One important question is whether the dice both have the same three colors, or if there are six distinct colors involved. In the latter case, you are right that there are 9 possible outcomes from rolling both dice at once. In the former case, there are only 6 distinguishable outcomes, which are not equally likely. (E.g. RO and OR are indistinguishable.)

I would use the word "distinct" where you use "unique", if I'm understanding you correctly.

I think you are asking for the probability distribution of the random variable X = number of distinct outcomes among 9 rolls.

 

[pka]

One important question is whether the dice both have the same three colors, or if there are six distinct colors involved. In the latter case, you are right that there are 9 possible outcomes from rolling both dice at once. In the former case, there are only 6 distinguishable outcomes, which are not equally likely.

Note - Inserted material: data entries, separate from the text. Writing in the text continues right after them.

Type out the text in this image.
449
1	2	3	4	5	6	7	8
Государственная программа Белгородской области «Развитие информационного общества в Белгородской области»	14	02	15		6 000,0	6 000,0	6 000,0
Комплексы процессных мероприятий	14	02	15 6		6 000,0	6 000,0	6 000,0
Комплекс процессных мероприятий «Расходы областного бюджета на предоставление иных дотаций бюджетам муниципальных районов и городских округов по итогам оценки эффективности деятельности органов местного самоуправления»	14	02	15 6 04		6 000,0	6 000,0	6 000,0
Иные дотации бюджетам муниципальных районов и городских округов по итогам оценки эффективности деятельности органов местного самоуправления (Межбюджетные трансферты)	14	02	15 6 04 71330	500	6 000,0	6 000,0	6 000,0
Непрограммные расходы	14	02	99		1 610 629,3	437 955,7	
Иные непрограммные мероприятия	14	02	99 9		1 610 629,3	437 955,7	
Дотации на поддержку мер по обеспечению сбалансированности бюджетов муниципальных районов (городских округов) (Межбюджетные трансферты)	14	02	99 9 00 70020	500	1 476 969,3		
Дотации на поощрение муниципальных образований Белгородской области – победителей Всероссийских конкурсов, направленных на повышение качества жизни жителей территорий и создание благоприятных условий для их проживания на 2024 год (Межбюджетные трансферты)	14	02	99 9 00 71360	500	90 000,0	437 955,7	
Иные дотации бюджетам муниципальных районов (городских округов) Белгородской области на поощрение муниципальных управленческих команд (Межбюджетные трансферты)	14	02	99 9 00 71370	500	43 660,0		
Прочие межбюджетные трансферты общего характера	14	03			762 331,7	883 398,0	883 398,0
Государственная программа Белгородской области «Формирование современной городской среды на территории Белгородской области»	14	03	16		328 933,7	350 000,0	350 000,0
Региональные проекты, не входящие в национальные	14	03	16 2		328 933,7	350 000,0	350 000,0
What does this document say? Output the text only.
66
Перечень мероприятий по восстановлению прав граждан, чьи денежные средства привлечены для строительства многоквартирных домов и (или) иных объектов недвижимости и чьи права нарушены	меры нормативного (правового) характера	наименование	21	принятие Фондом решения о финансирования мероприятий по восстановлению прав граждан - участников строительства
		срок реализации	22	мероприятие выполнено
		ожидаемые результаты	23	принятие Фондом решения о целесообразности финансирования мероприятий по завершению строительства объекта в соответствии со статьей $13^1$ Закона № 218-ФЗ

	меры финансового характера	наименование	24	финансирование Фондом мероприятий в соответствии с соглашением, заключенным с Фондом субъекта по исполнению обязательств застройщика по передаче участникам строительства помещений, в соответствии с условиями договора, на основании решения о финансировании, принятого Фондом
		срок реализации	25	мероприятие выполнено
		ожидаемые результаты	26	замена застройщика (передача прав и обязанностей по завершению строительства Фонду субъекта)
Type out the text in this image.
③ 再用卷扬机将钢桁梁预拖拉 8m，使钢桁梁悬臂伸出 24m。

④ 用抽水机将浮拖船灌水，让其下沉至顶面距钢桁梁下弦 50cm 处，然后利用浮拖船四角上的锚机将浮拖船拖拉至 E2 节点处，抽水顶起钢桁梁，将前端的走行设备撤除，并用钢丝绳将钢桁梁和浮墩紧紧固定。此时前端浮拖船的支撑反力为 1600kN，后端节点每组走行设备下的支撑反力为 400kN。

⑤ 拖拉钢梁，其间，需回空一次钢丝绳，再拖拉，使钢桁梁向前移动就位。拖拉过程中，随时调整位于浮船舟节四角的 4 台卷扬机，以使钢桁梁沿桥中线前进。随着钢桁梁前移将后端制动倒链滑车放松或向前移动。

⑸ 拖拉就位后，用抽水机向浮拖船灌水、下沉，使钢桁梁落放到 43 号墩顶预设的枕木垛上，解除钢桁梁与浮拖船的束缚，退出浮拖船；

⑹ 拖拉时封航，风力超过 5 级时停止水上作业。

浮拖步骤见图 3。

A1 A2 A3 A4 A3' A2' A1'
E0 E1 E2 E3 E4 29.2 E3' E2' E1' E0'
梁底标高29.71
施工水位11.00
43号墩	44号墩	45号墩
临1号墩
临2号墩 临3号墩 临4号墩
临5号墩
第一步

While I wondered the same about different colours, I doubt that we receive an answer. Look at this:

Add to that the students who ask for help, receive it, and never return to see it.

Prof Kurtz voiced one of my pet peeves. I think that this will be one of those cases.
That said, I just assumed that these dice were as regular dice were two identically marked die.
So each die has two faces coloured one of three distinct colours.
With a regular set of two dice there are three ways to toss a sum of ten: \((5,5),~(6,4),~\&~(4,6)\) .
We do see that while \((6,4),~\&~(4,6)\) are different pairs the sum is the same.
So \(\mathcal{P}(S=10)=\dfrac{3}{36}\).